Apple on Tuesday announced it has paused all sales in Russia following officials in Ukraine urging the tech giant to isolate Russia in light of the invasion of Ukraine.

Ted Shaffrey/AP

Apple has paused all sales inside of Russia and will stop all exports into the country in response to the invasion of Ukraine.

The move represents the most dramatic action a Big Tech company has taken to economically squeeze Russia. It comes as governments in the U.S. and Europe along with a slew of companies have acted to isolate Russia as it escalates its conflict in Ukraine.

An Apple spokesman on Tuesday confirmed to NPR that in addition to halting the sale of all Apple products inside of Russia, the company’s popular payment service, Apple Pay, is being limited in the country. iPhones are the third-most popular smartphone in Russia, behind Xiaomi and Samsung, according to research firm IDC.

Media accounts backed by the Russian government, including RT and Sputnik, are now blocked in Apple’s App Store, following similar moves to crackdown on Russian propaganda by Facebook, Twitter and TikTok.

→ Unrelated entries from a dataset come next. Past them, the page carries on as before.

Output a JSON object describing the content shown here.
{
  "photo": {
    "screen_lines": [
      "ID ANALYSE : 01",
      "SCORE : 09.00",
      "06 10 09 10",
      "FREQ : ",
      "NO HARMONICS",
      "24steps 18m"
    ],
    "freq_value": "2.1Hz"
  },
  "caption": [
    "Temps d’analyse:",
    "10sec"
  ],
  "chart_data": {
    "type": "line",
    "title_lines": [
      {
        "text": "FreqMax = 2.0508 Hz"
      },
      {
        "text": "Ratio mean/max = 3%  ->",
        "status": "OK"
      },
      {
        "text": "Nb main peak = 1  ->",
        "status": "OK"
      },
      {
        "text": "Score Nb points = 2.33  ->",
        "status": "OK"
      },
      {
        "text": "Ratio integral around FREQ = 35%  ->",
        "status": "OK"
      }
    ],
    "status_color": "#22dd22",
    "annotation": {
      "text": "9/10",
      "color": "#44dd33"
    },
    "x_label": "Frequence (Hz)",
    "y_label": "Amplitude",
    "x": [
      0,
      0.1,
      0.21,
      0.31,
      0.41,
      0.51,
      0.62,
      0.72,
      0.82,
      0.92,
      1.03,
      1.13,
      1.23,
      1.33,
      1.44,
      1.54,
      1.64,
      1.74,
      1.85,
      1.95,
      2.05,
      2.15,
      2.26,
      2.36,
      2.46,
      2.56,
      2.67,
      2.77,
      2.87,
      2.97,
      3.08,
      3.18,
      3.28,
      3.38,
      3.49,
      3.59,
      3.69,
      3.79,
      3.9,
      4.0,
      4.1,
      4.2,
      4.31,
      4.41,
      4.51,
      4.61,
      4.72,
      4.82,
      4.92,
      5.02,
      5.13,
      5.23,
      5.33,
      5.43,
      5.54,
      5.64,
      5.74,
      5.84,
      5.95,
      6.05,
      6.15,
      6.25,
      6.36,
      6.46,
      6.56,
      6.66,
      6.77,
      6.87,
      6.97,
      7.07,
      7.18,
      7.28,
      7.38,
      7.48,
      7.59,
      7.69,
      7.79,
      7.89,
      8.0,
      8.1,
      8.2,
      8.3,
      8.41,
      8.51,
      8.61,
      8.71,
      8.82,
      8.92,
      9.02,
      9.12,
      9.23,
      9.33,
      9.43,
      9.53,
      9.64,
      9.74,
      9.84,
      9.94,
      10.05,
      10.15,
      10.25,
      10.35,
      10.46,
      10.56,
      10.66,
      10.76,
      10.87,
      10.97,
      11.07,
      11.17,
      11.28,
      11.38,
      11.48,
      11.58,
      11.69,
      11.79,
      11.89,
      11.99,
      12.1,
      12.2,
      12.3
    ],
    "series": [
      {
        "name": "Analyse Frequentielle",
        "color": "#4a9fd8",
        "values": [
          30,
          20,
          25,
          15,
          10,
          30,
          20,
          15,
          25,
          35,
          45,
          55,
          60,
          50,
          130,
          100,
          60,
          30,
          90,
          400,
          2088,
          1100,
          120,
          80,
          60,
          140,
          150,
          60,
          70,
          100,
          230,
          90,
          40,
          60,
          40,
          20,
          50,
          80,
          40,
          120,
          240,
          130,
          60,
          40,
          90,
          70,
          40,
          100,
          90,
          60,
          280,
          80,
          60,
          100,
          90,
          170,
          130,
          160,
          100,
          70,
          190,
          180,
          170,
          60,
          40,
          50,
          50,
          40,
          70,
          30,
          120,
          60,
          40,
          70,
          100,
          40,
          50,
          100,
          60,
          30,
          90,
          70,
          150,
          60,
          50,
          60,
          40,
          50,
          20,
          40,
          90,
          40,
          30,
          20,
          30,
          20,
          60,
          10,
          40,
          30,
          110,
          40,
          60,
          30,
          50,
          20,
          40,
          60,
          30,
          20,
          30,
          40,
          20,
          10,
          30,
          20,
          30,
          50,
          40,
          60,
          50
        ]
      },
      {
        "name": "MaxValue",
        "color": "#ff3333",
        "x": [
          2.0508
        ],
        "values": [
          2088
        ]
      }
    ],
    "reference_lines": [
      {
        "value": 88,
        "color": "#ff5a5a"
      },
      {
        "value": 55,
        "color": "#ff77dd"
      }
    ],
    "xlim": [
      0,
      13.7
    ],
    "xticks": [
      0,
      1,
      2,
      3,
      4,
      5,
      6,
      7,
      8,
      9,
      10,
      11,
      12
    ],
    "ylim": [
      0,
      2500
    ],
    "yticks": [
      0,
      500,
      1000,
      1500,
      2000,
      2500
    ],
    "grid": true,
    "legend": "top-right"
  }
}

And despite pleas from the Russian government, Netflix says it is refusing to stream state government channels.

But Apple’s business restrictions announced go farther than any other tech company.

People using Apple Maps inside of Ukraine will also notice some changes: Traffic and live incidents, two features that help people figure out the best way to travel, have been disabled as safety measures for Ukrainian citizens, according to Apple.

“We are deeply concerned about the Russian invasion of Ukraine and stand with all of the people who are suffering as a result of the violence,” an Apple spokesman said in a statement. “We are supporting humanitarian efforts, providing aid for the unfolding refugee crisis, and doing all we can to support our teams in the region.”

Mykhailo Fedorov, the vice prime minister of Ukraine, sent a letter to Apple CEO Tim Cook asking him to stop selling products and services to Russians in response to the invasion. Fedorov specifically also asked Cook to block access to Apple’s App Store, according to a copy of the letter Fedorov shared on Twitter.

Though Apple’s actions are sweeping, the actions fell short of fully blocking Russians from accessing the App Store.